Anthonis als kroniekschrijver

Deze gebeurtenissen, die vanuit allerlei perspectieven beschreven zijn, bieden een mooi uitgangspunt om te laten zien hoe Anthonis de Roovere als geschiedschrijver opereerde. Hij was namelijk niet alleen de dichter van heel wat gedichten en teksten voor toneel, maar hij schreef ook aan de Excellente kroniek van Vlaanderen. De Brugse versie is overgeleverd in een gedrukt boek uit 1531 en in tal van handschriften, waarvan de meeste dateren uit de jaren meteen na de dood van De Roovere.
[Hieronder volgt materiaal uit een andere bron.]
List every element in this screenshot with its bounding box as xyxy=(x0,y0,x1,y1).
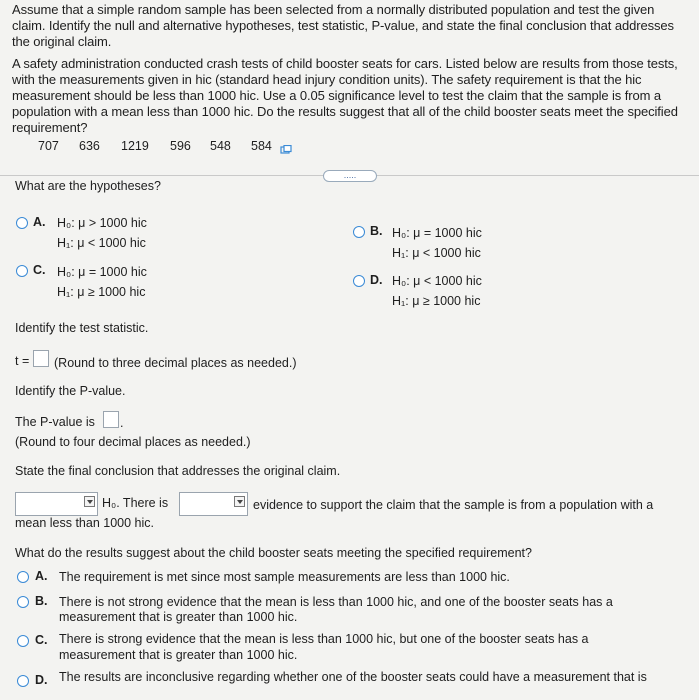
hypothesis-b-letter: B. xyxy=(370,224,383,238)
scenario-line-4: population with a mean less than 1000 hic. Do the results suggest that all of the child booster seats meet the specified xyxy=(12,104,678,119)
result-b-line-2: measurement that is greater than 1000 hic. xyxy=(59,610,298,624)
result-a-text: The requirement is met since most sample measurements are less than 1000 hic. xyxy=(59,570,510,584)
chevron-down-icon xyxy=(84,496,95,507)
result-a-letter: A. xyxy=(35,569,48,583)
data-value: 548 xyxy=(210,139,231,153)
conclusion-h0-text: H₀. There is xyxy=(102,496,169,510)
intro-line-2: claim. Identify the null and alternative hypotheses, test statistic, P-value, and state the final conclusion that addresses xyxy=(12,18,674,33)
scenario-line-1: A safety administration conducted crash tests of child booster seats for cars. Listed below are results from those tests, xyxy=(12,56,678,71)
conclusion-line-2: mean less than 1000 hic. xyxy=(15,516,154,530)
t-label: t = xyxy=(15,354,30,368)
scenario-line-3: measurement should be less than 1000 hic. Use a 0.05 significance level to test the claim that the sample is from a xyxy=(12,88,661,103)
p-value-input[interactable] xyxy=(103,411,119,428)
hypothesis-a-h0: H₀: μ > 1000 hic xyxy=(57,216,147,230)
p-value-hint: (Round to four decimal places as needed.) xyxy=(15,435,251,449)
scenario-line-2: with the measurements given in hic (standard head injury condition units). The safety requirement is that the hic xyxy=(12,72,642,87)
hypothesis-c-h0: H₀: μ = 1000 hic xyxy=(57,265,147,279)
hypothesis-a-radio[interactable] xyxy=(16,217,28,229)
hypothesis-d-h1: H₁: μ ≥ 1000 hic xyxy=(392,294,481,308)
hypothesis-d-h0: H₀: μ < 1000 hic xyxy=(392,274,482,288)
result-d-radio[interactable] xyxy=(17,675,29,687)
hypotheses-question: What are the hypotheses? xyxy=(15,179,161,193)
result-c-line-2: measurement that is greater than 1000 hic. xyxy=(59,648,298,662)
result-b-letter: B. xyxy=(35,594,48,608)
hypothesis-b-radio[interactable] xyxy=(353,226,365,238)
result-d-letter: D. xyxy=(35,673,48,687)
conclusion-prompt: State the final conclusion that addresses the original claim. xyxy=(15,464,341,478)
hypothesis-b-h0: H₀: μ = 1000 hic xyxy=(392,226,482,240)
result-c-line-1: There is strong evidence that the mean is less than 1000 hic, but one of the booster seats has a xyxy=(59,632,589,646)
reject-decision-dropdown[interactable] xyxy=(15,492,98,516)
copy-data-icon[interactable] xyxy=(280,145,292,155)
test-statistic-hint: (Round to three decimal places as needed.) xyxy=(54,356,297,370)
hypothesis-b-h1: H₁: μ < 1000 hic xyxy=(392,246,481,260)
hypothesis-c-h1: H₁: μ ≥ 1000 hic xyxy=(57,285,146,299)
data-value: 596 xyxy=(170,139,191,153)
evidence-level-dropdown[interactable] xyxy=(179,492,248,516)
scenario-line-5: requirement? xyxy=(12,120,88,135)
test-statistic-prompt: Identify the test statistic. xyxy=(15,321,149,335)
hypothesis-a-letter: A. xyxy=(33,215,46,229)
result-b-radio[interactable] xyxy=(17,596,29,608)
hypothesis-a-h1: H₁: μ < 1000 hic xyxy=(57,236,146,250)
conclusion-evidence-text: evidence to support the claim that the sample is from a population with a xyxy=(253,498,654,512)
data-value: 707 xyxy=(38,139,59,153)
hypothesis-d-radio[interactable] xyxy=(353,275,365,287)
data-value: 1219 xyxy=(121,139,149,153)
data-value: 584 xyxy=(251,139,272,153)
result-c-radio[interactable] xyxy=(17,635,29,647)
data-value: 636 xyxy=(79,139,100,153)
result-b-line-1: There is not strong evidence that the mean is less than 1000 hic, and one of the booster seats has a xyxy=(59,595,613,609)
hypothesis-c-letter: C. xyxy=(33,263,46,277)
result-d-text: The results are inconclusive regarding whether one of the booster seats could have a measurement that is xyxy=(59,670,647,684)
p-value-prompt: Identify the P-value. xyxy=(15,384,126,398)
result-a-radio[interactable] xyxy=(17,571,29,583)
result-c-letter: C. xyxy=(35,633,48,647)
divider-handle[interactable]: ..... xyxy=(323,170,377,182)
test-statistic-input[interactable] xyxy=(33,350,49,367)
chevron-down-icon xyxy=(234,496,245,507)
results-question: What do the results suggest about the child booster seats meeting the specified requirement? xyxy=(15,546,532,560)
intro-line-3: the original claim. xyxy=(12,34,112,49)
hypothesis-d-letter: D. xyxy=(370,273,383,287)
hypothesis-c-radio[interactable] xyxy=(16,265,28,277)
intro-line-1: Assume that a simple random sample has been selected from a normally distributed population and test the given xyxy=(12,2,655,17)
p-value-label: The P-value is xyxy=(15,415,95,429)
p-value-period: . xyxy=(120,416,124,430)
De kroniek werd in die jaren ingezet als legitimatie voor de positie van de tegenstanders van Maximiliaan van Oostenrijk, die vanaf 1478 een steeds grotere greep op de bourgondische landen kreeg en in Brugge niet erg geliefd was (hij werd er in 1488 gevangen gezet). De kroniek van De Roovere kreeg na zijn dood een uitgesproken politieke betekenis. Deze week heb ik vooral al die verschillende teksten er weer bij gepakt, en de aantekeningen die ik er jaren geleden over maakte, om grip te krijgen op de teksten waarin de bruiloft van 1468 is beschreven, en op de versies van De Rooveres kroniek en op de bronnen die hij heeft gebruikt.  Het hoofdstuk waaraan ik nu werk gaat over de Bourgondische feestcultuur en over de rol van De Roovere als geschiedschrijver. Zijn positie verschilde van die van de Franstalige hofschrijvers, hij vertelt een ander verhaal. Dat andere verhaal krijgt een belangrijke plaats in Duik op, Anthonis! Het is het verhaal van Brugse ambachtslieden, stedelijke magistraten en van de arme sloebers voor wie het niet alle dagen feest was.


Kort naschrift

Veel Gelre en Groningen deze week, maar toch met een Brugse connectie. Johan van Ewsum, zoon van Beetke en Wigbold, had nauwe relaties met het hof van Karel V en met Johan van Ligne, heer van Arenberg en stadhouder van Groningen en Friesland. In of kort na 1553 stuurde hij een gedicht naar Johan van Ewsum over de genadeloze verwoesting van de Vlaamse stad Terwaan (Therouanne) in de zomer van 1553. Het gedicht was van de hand van Eduard de Dene, die een paar jaar later, in 1562, de Rhetoricale Wercken van Anthonis de Roovere uitgaf.




vrijdag 31 oktober 2025

Het begin (tweemaal)

Hoe begin je, vroeg iemand me begin van de week. en ik wilde vertellen wat ik de afgelopen weken gedaan heb: bijna drie weken geleden begon ik te schrijven aan een boek. Jarenlang onderzoek, meer dan twee meter hangmappen met aantekeningen, een uitgewerkte opzet in vijftien korte hoofdstukken. Alles lag klaar. Maar als je echt aan de slag gaat, blijkt het toch anders te gaan dan je bedacht had, heb je toch behoefte aan wat aanvullend onderzoek, besluit je alle gedichten nog weer eens grondig door te lezen, en stel je plannen bij. En hoewel er een duidelijke opzet klaarlag, begon ik niet met hoofdstuk 1 maar met hoofdstuk 3, met als voorlopige titel 'Moge de heilige Geest hem verlichten'. In week 2 werkte ik aan hoofdstuk 7, 'Op de planken' , dat misschien hoofdstuk 6 wordt. En deze week schreef ik aan hoofdstuk 1, dat me lastiger viel dan de andere hoofdstukken (en daarom durfde ik ook pas in de derde week aan hoofdstuk 1 te beginnen). 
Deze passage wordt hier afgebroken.